Can I use my own interrupt vectors? The reason is that the Linux kernel adopts page-based storage management. After MMU page ing is enabled
The sent address is a virtual address rather than a physical address. For Linux kernel, the virtual address 0x18 is mapped to the physical address
It is 0xc000 0018. Therefore, in Linux, put the interrupt vector at 0xc000 0018.
MMU has two main functions:
(1) Security: specifying access permissions
(2) provide address space: Convert discontinuous space into continuous space.
Is page-based storage implemented?
. Globl _ start; system reset position
_ Start: B reset; jump code corresponding to each exception Vector
Ldr pc, _ undefined_instruction; undefined command exception
......
_ Undefined_instruction:
. Word undefined_instruction
Some people may wonder why B reset is used in the first sentence;
Which of the following uses LDR?
To understand this problem, we take an undefined command exception as an example.
When this exception occurs, the CPU always jumps to 0x4. The address is a virtual address mapped to which physical address
Depends on the specific ing.
Ldr pc, _ undefined_instruction
Relative addressing: Jump to the label _ undefined_instruction. However, the real jump address is actually _ undefined_instruction.
-- Undefined_instruction. That. Word is equivalent:
_ Undefined_instruction DW undefined_instruction (for details, see note 3 ).
It is hard to say how far undefined_instruction is. It may be the same as the number _ undefined_instruction.
Page, maybe far away. However, except for reset, other exceptions may occur only after MMU starts to work.
The undefined_instruction address is also mapped to MMU.
When the power-on is started, the CPU starts to run from 0x0, and MMU has not started to work.
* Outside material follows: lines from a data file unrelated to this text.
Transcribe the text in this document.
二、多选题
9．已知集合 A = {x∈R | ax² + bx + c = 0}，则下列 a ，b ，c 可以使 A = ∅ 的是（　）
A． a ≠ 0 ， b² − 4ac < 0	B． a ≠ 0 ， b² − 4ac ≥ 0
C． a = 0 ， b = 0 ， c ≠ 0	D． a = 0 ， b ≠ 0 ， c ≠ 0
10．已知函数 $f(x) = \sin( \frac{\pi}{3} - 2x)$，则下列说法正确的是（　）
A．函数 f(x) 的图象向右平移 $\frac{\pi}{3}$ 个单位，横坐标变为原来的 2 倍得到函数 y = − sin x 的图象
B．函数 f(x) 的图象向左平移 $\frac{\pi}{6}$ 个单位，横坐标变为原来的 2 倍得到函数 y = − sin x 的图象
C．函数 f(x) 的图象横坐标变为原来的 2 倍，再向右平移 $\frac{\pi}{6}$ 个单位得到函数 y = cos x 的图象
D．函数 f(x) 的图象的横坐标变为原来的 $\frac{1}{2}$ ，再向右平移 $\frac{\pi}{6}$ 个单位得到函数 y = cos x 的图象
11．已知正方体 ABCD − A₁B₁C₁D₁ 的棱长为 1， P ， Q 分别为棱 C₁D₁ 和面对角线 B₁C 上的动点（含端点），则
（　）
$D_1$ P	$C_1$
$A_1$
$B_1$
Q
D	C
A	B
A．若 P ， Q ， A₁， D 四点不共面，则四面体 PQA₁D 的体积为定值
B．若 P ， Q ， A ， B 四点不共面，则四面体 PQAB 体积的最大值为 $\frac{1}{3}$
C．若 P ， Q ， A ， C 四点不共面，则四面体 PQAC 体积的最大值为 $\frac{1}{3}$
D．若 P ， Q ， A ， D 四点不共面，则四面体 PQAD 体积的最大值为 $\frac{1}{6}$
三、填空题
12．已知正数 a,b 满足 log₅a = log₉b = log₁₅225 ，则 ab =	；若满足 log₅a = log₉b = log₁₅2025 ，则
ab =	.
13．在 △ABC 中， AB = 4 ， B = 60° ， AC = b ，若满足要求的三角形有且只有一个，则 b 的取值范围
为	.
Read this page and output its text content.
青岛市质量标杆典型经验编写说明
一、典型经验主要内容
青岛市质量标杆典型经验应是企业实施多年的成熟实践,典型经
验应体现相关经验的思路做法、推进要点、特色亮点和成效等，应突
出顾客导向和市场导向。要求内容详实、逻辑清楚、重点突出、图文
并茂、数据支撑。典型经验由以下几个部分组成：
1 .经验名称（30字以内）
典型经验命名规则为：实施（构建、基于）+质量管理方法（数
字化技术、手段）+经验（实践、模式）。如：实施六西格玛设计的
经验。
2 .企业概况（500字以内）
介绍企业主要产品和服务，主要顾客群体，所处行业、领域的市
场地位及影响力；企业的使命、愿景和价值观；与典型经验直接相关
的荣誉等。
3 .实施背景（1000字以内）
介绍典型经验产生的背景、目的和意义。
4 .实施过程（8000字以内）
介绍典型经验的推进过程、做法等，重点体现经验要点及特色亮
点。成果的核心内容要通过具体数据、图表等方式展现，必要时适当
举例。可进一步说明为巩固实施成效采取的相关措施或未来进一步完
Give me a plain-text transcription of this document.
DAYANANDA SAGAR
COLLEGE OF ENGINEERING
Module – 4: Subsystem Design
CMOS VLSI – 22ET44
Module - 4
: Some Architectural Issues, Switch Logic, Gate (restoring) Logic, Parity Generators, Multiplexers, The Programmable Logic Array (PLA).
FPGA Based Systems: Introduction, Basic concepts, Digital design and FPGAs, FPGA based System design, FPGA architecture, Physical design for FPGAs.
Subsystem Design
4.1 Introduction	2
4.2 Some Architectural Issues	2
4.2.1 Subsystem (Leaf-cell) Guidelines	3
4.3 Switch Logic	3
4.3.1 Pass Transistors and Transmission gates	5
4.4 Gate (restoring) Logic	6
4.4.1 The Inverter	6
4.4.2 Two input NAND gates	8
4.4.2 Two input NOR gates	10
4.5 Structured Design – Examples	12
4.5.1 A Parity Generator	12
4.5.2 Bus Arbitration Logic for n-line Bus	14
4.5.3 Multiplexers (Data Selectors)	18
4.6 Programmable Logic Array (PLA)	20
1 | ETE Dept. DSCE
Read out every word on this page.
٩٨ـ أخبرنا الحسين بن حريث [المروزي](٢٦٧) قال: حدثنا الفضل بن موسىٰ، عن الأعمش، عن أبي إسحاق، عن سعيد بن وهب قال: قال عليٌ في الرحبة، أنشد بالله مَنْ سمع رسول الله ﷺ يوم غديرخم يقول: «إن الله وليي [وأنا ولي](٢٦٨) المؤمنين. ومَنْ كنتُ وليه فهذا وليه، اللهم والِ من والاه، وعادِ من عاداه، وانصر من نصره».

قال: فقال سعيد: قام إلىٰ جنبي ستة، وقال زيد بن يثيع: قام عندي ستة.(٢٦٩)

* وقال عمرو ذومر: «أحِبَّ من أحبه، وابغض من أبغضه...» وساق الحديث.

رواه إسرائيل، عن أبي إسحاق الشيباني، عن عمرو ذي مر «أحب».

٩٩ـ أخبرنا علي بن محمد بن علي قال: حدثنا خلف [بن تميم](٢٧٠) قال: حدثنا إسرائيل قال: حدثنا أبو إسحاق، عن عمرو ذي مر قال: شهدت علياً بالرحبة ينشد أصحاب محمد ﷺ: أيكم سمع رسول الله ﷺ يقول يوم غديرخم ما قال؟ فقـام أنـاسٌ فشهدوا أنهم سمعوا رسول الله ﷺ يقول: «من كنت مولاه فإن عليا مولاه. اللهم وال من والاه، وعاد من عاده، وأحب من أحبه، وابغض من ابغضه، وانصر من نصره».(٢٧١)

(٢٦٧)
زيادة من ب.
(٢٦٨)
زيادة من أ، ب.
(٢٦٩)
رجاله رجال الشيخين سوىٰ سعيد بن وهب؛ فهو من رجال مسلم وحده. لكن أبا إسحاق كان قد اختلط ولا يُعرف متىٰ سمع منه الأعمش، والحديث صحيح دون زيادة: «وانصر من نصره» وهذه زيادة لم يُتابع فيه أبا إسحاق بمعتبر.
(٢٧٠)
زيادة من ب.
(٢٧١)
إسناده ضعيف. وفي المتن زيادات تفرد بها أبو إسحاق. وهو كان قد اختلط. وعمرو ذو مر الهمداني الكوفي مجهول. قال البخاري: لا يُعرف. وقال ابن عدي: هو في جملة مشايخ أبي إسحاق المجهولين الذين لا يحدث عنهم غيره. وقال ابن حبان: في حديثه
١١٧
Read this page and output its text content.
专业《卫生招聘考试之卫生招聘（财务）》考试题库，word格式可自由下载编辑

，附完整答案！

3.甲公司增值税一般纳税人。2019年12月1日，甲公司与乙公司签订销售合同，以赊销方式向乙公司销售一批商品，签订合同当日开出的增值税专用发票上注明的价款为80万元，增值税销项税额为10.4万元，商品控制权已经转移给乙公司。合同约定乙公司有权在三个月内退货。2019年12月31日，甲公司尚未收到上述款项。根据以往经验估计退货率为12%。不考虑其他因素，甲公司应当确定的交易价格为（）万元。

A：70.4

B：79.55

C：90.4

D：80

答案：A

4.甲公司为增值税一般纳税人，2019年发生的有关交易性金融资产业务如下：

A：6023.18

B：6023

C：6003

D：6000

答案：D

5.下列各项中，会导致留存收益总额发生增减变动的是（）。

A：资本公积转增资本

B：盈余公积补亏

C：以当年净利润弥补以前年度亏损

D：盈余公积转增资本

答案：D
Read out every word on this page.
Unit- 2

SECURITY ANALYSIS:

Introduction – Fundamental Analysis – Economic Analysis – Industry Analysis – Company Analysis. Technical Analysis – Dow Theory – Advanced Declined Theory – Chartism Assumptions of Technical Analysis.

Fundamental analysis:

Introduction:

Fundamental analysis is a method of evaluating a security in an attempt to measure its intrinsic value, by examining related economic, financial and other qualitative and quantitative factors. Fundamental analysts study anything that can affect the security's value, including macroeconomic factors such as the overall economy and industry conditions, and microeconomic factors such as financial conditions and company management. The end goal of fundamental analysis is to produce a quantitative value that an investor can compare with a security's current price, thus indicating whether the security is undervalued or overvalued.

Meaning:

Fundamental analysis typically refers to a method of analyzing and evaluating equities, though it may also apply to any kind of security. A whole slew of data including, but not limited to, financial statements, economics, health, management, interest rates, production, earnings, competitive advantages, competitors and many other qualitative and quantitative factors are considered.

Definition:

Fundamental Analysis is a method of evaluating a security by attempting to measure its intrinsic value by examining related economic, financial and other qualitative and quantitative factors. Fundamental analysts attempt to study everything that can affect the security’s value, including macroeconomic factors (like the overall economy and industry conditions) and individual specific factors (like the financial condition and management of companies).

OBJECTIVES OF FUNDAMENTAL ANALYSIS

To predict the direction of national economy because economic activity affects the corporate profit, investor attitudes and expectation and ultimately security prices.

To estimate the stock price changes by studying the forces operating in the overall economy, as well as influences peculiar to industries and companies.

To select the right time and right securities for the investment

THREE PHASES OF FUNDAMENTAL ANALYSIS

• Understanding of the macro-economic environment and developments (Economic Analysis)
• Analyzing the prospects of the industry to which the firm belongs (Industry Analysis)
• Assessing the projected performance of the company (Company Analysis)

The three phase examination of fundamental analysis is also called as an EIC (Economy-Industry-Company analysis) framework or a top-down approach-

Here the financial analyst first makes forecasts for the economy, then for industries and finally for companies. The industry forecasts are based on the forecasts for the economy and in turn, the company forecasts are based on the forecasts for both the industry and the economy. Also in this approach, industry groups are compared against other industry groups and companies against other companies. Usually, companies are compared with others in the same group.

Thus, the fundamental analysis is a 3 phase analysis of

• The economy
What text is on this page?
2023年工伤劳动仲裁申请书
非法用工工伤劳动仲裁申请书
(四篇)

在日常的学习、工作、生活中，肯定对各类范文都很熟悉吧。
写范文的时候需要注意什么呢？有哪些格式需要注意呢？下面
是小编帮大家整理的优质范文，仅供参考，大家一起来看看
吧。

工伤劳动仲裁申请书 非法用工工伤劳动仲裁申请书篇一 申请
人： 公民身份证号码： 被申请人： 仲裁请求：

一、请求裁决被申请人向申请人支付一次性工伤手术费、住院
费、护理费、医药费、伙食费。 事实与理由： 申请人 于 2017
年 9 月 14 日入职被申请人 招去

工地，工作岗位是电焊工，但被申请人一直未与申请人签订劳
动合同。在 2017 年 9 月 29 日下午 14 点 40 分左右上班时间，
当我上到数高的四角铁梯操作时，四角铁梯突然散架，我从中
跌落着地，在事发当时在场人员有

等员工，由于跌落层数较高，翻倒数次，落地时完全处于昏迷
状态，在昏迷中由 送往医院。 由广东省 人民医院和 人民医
At this time, the virtual address is the same as the physical address; the other side
After MMU starts to work, it may also happen. If the reset uses LDR, there will be problems, because the virtual address and physical
The address is completely different.
Therefore, the reason why reset uses B is that reset may occur before and after MMU is established, while other exceptions only occur when MMU is established.
. Use B reset, reset subprogram, and Reset vector on the same page, so there will be no problem (B is relatively redirected)
. If the two are too far apart, the compiler will report an error.